RIFP invita tutti gli studiosi interessati a inviare contributi relativi ai temi fondamentali discussi da Husserl in Philosophy als strenge Wissenschaft. Contributi vertenti sui seguenti temi sono particolarmente incoraggiati:

(a) l’importanza di Philosophie als strenge Wissenschaft nello sviluppo del programma teorico husserliano e in quello del movimento fenomenologico;

(b) l’importanza del metodo fenomenologico e le sue possibili applicazioni alla ricerca empirica nel campo delle scienze naturali, matematiche e sociali;

(c) il rapporto tra fenomenologia e ricerca psicologica;

(d) il rapporto tra fenomenologia ed embodiment, tenendo conto dei recenti sviluppi nel campo delle scienze cognitive e delle neuroscienze.

In 1911, a long article by Edmund Husserl containing some clear programmatic aims first appeared on the pages of the journal Logos. It was entitled Philosophie als strenge Wissenschaft [Philosophy as a Rigorous Science], and was destined to become one of the first manifestos of Husserl’s Phenomenology.

In his writing, Husserl discussed several topics both from a methodological and an epistemological point of view: the general idea of science; the role of philosophy (and specifically of his rising phenomenology) in the determination of knowledge; the similarity and difference between the methodological approach of philosophy and the rising methods of naturalism, historicism and the so-called “philosophy of Weltanschauung”. A century later these topics have become of primary significance in the debates on the foundations of the theory of knowledge, the theory of mind, the philosophical anthropology and, in general, on the status of the “natural” and “human” sciences.

Given the relevance of the phenomenological program in current debates and on the occasion of the centenary of the publication of Philosophie als strenge Wissenschaft, Rivista Internazionale di Filosofia e Psicologia will dedicate the issue n. 2 – 2012 to a thorough investigation of this programmatic writing by Husserl.

RIFP calls for contributions related to contents developed by Husserl in Philosophy als strenge Wissenschaft.
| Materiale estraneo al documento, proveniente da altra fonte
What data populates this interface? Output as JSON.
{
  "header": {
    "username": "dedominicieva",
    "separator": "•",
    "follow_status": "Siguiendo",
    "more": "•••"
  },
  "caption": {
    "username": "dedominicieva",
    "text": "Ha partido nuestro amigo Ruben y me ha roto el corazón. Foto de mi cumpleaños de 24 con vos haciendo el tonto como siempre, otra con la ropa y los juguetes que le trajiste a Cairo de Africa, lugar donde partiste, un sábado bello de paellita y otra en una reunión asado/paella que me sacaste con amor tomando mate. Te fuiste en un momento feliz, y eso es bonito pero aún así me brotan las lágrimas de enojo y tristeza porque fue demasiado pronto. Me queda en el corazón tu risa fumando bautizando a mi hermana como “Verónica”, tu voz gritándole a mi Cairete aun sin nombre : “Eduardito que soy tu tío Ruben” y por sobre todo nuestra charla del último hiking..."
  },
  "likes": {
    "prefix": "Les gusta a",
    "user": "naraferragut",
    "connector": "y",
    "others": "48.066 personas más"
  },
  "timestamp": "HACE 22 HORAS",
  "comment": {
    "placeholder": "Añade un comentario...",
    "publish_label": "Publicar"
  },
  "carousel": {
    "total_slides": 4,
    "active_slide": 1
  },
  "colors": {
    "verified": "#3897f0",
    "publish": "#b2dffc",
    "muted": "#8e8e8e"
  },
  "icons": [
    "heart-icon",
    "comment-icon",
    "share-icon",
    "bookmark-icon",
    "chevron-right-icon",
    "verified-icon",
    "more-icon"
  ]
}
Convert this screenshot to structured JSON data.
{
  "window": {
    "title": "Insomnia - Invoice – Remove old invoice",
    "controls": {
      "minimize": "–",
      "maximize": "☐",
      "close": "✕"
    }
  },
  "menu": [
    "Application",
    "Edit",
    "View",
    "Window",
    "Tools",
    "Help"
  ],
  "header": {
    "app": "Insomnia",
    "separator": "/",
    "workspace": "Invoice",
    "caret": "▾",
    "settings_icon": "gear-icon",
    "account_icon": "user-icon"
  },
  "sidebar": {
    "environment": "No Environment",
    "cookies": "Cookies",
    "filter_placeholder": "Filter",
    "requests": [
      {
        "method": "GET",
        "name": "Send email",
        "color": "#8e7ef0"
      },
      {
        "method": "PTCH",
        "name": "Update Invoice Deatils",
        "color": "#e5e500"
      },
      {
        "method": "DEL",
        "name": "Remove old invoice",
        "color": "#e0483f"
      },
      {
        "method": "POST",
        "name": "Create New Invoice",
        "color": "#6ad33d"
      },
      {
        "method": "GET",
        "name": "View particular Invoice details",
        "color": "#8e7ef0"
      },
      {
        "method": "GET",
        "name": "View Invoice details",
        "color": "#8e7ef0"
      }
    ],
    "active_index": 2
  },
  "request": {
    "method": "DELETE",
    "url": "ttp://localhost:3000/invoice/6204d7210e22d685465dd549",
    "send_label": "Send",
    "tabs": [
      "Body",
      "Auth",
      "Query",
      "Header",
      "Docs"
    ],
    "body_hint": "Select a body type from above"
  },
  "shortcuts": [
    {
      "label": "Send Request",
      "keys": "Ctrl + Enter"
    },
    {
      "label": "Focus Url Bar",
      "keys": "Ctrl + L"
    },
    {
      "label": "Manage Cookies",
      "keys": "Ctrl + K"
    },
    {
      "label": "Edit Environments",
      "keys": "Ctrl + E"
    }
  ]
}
Submissions on the following topics will be especially welcome:

(a) the relevance of Philosophie als strenge Wissenschaft in the development of Husserl’s theoretical program and in the history of the phenomenological movement;

(b) the relevance of the phenomenological method and its possible applications to empirical research in the natural sciences;

(c) the relation between phenomenology and psychological research;

(d) the relation between phenomenology and embodiment, taking into account recent developments in the fields of cognitive science and neuroscience.